Re: big data - slow select (speech search)

От
Robert Haas
Дата:
On Thu, Jul 1, 2010 at 6:34 PM, Michal Fapso <michal.fapso@gmail.com> wrote:
> It took about 4.5 seconds. If I rerun it, it takes
> less than 2 miliseconds, but it is because of the cache. I need to
> optimize the first-run.
>
> laptop ASUS, CPU dual core T2300 1.66GHz, 1.5G RAM
>
> EXPLAIN ANALYZE SELECT h1.docid
> FROM hyps AS h1
> WHERE h1.wordid=65658;
>
>  Bitmap Heap Scan on hyps h1  (cost=10.97..677.09 rows=171 width=4)
> (actual time=62.106..4416.864 rows=343 loops=1)
>   Recheck Cond: (wordid = 65658)
>   ->  Bitmap Index Scan on hyps_wordid_index  (cost=0.00..10.92
> rows=171 width=0) (actual time=42.969..42.969 rows=343 loops=1)
>         Index Cond: (wordid = 65658)
>  Total runtime: 4432.015 ms
>
> If I run the same query in Lucene search engine, it takes 0.105
> seconds on the same data which is quite a huge difference.

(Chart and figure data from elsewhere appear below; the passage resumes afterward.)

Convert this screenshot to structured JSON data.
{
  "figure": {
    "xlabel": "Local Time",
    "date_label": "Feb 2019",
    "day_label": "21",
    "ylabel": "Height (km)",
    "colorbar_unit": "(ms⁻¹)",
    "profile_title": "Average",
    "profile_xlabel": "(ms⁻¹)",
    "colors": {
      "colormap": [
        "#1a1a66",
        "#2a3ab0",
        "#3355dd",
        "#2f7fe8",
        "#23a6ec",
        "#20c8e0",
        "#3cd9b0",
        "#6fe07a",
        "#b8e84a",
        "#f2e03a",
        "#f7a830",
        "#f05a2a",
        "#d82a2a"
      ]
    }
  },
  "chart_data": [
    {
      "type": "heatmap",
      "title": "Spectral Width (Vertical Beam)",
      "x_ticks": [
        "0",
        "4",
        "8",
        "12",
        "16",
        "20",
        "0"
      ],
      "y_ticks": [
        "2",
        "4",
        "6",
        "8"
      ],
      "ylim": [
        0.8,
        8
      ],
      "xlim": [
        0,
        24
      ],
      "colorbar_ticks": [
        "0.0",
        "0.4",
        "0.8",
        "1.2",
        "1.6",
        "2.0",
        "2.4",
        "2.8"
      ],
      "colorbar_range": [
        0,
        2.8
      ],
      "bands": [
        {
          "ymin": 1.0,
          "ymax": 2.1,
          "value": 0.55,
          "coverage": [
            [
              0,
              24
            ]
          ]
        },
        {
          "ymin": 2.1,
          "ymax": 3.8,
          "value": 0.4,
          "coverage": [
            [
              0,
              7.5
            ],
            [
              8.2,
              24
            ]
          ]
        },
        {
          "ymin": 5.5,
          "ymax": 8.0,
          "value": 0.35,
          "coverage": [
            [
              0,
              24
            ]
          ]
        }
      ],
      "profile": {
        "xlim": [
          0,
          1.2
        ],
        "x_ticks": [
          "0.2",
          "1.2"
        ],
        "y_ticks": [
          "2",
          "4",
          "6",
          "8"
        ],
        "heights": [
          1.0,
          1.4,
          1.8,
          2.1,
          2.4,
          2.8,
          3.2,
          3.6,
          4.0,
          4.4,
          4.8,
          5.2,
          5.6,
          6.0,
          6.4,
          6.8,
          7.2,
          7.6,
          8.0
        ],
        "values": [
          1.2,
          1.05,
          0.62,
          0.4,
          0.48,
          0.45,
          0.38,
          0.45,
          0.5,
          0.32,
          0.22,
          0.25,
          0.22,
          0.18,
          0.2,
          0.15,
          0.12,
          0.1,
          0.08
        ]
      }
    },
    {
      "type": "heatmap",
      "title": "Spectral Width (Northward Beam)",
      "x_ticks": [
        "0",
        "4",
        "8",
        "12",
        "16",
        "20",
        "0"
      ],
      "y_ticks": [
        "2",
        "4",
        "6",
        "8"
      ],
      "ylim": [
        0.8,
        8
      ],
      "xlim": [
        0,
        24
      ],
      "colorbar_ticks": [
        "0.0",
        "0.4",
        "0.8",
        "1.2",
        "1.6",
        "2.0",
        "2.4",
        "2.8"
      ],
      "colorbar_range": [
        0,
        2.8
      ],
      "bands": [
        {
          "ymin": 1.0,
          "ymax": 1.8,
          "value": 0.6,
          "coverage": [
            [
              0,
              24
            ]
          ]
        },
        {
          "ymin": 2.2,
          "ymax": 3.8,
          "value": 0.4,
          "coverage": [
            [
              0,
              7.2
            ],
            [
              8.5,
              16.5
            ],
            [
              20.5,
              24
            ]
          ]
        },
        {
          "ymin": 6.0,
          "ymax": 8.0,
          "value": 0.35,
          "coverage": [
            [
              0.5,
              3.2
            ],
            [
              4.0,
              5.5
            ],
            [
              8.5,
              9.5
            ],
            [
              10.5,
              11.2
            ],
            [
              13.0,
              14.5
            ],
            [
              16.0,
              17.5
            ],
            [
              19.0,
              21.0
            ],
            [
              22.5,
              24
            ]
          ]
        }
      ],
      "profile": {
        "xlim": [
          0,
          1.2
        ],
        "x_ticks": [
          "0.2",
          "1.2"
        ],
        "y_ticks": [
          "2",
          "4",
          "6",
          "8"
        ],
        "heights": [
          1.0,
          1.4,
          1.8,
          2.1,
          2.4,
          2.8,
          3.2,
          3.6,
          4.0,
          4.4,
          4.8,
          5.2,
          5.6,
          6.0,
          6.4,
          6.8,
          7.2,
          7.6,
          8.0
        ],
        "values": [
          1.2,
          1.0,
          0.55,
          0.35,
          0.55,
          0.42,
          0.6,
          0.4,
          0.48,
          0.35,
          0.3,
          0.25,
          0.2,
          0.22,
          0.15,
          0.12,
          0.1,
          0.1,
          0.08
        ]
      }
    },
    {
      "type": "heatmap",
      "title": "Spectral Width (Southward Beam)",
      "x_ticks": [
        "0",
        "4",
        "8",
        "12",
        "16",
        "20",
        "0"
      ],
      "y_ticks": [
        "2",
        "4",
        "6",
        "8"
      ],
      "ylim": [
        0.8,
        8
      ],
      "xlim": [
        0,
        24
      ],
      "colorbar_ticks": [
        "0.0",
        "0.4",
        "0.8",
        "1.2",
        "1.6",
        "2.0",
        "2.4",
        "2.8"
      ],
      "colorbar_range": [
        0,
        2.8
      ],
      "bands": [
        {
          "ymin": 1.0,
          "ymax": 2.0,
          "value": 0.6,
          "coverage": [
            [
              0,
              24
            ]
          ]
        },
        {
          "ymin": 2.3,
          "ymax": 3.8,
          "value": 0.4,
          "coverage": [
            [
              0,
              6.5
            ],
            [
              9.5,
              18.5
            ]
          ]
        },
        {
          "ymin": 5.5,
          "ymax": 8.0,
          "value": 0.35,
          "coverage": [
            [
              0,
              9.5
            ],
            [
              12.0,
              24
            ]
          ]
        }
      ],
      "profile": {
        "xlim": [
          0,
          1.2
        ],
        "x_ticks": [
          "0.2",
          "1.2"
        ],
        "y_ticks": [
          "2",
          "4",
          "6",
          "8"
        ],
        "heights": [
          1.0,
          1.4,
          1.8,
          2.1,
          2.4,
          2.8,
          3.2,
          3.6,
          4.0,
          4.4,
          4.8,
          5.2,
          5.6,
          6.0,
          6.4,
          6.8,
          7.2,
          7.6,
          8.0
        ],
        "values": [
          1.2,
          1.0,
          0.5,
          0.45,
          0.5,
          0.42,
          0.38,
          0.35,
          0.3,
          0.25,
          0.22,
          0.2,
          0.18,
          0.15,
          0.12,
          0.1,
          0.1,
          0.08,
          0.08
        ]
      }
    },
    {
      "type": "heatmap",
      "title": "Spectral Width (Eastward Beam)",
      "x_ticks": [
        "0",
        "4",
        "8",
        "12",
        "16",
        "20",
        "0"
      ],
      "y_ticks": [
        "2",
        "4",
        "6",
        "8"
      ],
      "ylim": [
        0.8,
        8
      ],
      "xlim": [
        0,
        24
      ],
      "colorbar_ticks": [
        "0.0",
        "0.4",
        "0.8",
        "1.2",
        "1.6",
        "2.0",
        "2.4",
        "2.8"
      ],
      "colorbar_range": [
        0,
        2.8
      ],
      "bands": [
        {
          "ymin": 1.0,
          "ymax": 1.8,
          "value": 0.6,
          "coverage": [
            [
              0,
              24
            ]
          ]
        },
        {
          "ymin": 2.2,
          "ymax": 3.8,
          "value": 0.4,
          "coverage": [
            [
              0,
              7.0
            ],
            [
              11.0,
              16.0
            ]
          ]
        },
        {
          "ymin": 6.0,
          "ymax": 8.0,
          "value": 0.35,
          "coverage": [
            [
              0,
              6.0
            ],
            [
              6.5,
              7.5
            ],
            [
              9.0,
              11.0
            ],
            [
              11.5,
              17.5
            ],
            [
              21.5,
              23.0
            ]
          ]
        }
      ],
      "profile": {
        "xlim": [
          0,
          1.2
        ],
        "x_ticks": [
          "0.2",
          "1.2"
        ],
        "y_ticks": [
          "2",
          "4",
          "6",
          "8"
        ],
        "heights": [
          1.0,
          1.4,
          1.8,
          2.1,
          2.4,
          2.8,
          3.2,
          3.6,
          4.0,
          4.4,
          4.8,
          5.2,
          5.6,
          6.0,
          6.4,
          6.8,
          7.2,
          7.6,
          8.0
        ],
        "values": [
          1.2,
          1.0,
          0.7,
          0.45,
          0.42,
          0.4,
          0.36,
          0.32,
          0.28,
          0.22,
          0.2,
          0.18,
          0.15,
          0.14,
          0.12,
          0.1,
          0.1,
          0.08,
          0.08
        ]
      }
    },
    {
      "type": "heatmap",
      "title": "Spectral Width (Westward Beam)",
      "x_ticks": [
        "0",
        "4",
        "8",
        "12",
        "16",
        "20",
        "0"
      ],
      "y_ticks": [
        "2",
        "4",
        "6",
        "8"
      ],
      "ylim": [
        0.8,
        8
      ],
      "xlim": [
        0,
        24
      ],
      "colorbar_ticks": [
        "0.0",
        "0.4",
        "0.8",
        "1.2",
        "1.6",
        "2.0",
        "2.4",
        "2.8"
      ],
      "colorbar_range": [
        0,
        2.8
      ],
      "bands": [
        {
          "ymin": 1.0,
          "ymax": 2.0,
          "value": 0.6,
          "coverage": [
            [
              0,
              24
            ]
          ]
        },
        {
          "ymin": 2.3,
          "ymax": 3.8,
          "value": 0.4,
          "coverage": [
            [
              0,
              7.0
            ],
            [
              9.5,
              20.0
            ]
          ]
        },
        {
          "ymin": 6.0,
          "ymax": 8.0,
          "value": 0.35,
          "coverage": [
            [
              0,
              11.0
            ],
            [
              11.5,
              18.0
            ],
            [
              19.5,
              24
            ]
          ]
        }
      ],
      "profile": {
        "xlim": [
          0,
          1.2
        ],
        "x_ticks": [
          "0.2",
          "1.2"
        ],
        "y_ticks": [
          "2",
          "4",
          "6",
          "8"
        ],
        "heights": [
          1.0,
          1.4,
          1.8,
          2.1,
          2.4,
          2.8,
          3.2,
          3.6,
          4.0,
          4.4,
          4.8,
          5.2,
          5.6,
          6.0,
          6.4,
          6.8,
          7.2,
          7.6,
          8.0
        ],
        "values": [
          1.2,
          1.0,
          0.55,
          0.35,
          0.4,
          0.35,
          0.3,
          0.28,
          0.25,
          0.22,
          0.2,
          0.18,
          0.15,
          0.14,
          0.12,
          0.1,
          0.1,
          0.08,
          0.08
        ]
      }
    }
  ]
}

So PostgreSQL is reading 343 rows from disk in 4432 ms, or about 12
ms/row.  I'm not an expert on seek times, but that might not really be
that unreasonable, considering that those rows may be scattered all
over the index and thus it may be basically random I/O.  Have you
tried clustering hyps on hyps_wordid_index?  If you had a more
sophisticated disk subsystem you could try increasing
effective_io_concurrency but that's not going to help with only one
spindle.

If you run the same query in Lucene and it takes only 0.105 s, then
Lucene is obviously doing a lot less I/O.  I doubt that any amount of
tuning of your existing schema is going to produce that kind of result
on PostgreSQL.  Using the full-text search stuff, or a gin index of
some kind, might get you closer, but it's hard to beat a
special-purpose engine that implements exactly the right algorithm for
your use case.

--
Robert Haas
EnterpriseDB: http://www.enterprisedb.com
The Enterprise Postgres Company

Re: big data - slow select (speech search)

От
Michal Fapso
Дата:
Hi Robert,

thank you for your help. I tried to cluster the table on
hyps_wordid_index and the query execution time dropped from 4.43 to
0.19 seconds which is not that far from Lucene's performance of 0.10
second.

Thanks a lot!
Miso Fapso

On 6 July 2010 02:25, Robert Haas <robertmhaas@gmail.com> wrote:
> On Thu, Jul 1, 2010 at 6:34 PM, Michal Fapso <michal.fapso@gmail.com> wrote:
>> It took about 4.5 seconds. If I rerun it, it takes
>> less than 2 miliseconds, but it is because of the cache. I need to
>> optimize the first-run.
>>
>> laptop ASUS, CPU dual core T2300 1.66GHz, 1.5G RAM
>>
>> EXPLAIN ANALYZE SELECT h1.docid
>> FROM hyps AS h1
>> WHERE h1.wordid=65658;
>>
>>  Bitmap Heap Scan on hyps h1  (cost=10.97..677.09 rows=171 width=4)
>> (actual time=62.106..4416.864 rows=343 loops=1)
>>   Recheck Cond: (wordid = 65658)
>>   ->  Bitmap Index Scan on hyps_wordid_index  (cost=0.00..10.92
>> rows=171 width=0) (actual time=42.969..42.969 rows=343 loops=1)
>>         Index Cond: (wordid = 65658)
>>  Total runtime: 4432.015 ms
>>
>> If I run the same query in Lucene search engine, it takes 0.105
>> seconds on the same data which is quite a huge difference.
>
> So PostgreSQL is reading 343 rows from disk in 4432 ms, or about 12
> ms/row.  I'm not an expert on seek times, but that might not really be
> that unreasonable, considering that those rows may be scattered all
> over the index and thus it may be basically random I/O.  Have you
> tried clustering hyps on hyps_wordid_index?  If you had a more
> sophisticated disk subsystem you could try increasing
> effective_io_concurrency but that's not going to help with only one
> spindle.
>
> If you run the same query in Lucene and it takes only 0.105 s, then
> Lucene is obviously doing a lot less I/O.  I doubt that any amount of
> tuning of your existing schema is going to produce that kind of result
> on PostgreSQL.  Using the full-text search stuff, or a gin index of
> some kind, might get you closer, but it's hard to beat a
> special-purpose engine that implements exactly the right algorithm for
> your use case.
>
> --
> Robert Haas
> EnterpriseDB: http://www.enterprisedb.com
> The Enterprise Postgres Company
>

Re: big data - slow select (speech search)

От
Robert Haas
Дата:
On Wed, Jul 7, 2010 at 9:31 AM, Michal Fapso <michal.fapso@gmail.com> wrote:
> thank you for your help. I tried to cluster the table on
> hyps_wordid_index and the query execution time dropped from 4.43 to
> 0.19 seconds which is not that far from Lucene's performance of 0.10
> second.

Dang.  Nice!

--
Robert Haas
EnterpriseDB: http://www.enterprisedb.com
The Enterprise Postgres Company